If, on the other hand, you talk to other parents about their experiences, pretty inevitably what will happen is they’ll tell you that yeah of course they feel like that sometimes too.I can’t find a single biographical detail about Mayeroff, so I don’t know if he had kids. If he did, maybe he had an unusually saintly degree of equanimity. But I doubt it. I think he just had a theory and made up an example to fit it without thinking about whether it was true.

If you instead listen to things as they actually are, as told by people who actually been through the experiences, what you’ll find is that there is a richness and a messiness to them that doesn’t conform to sort of very tidy theories that say how things should work. And I think this is key to personal growth, to self forgiveness, to navigating the world in a humane manner, and being kind to both yourself and others. You have to encounter humanity in all its messy complexity, rather than humanity as you would like to idealise it.

In a smaller context, I’ve been sort of developing this theme recently because I’ve been writing a bunch of really mundane blog posts. These are things like here’s how I clean my kitchen, or I had to cook something on short notice in 45 minutes, or even just here’s some stuff I learned playing Slay the Spire.

Each of these starts from a very concrete experience, talking about how I navigated it and what I’ve learned in doing so. It’s not purely a narrative about a specific thing - it sort of tries to point out where I’ve used some idea that I think generalizes or some oddly useful principle, but it is still fundamentally the story of that particular event.

I think these pieces are in many ways much more useful because they are forced to grapple with the concrete reality of the task at hand.

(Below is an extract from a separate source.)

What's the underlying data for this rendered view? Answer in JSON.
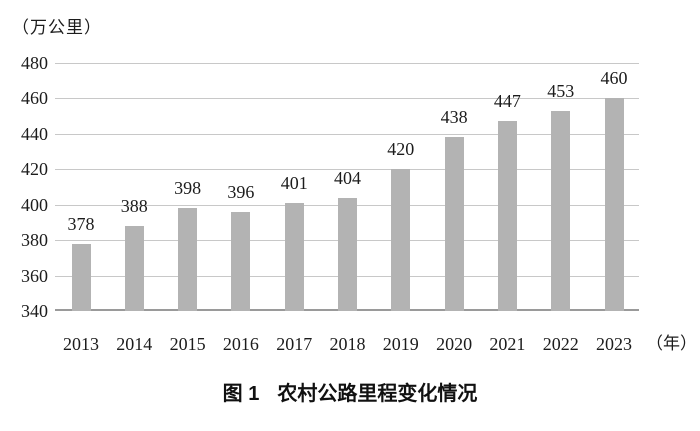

So they contain a lot of details and how those details were dealt with that would not have been present if I had started from some much more general theory. I do then tend to write a little bit about generalisable lessons from them of course, but I think starting from a real and detail-rich experience and trying to figure out how to transfer it to other similar situations gets you a lot further than trying to start from a tidy theory and forcing your life into its procrustean view of the world.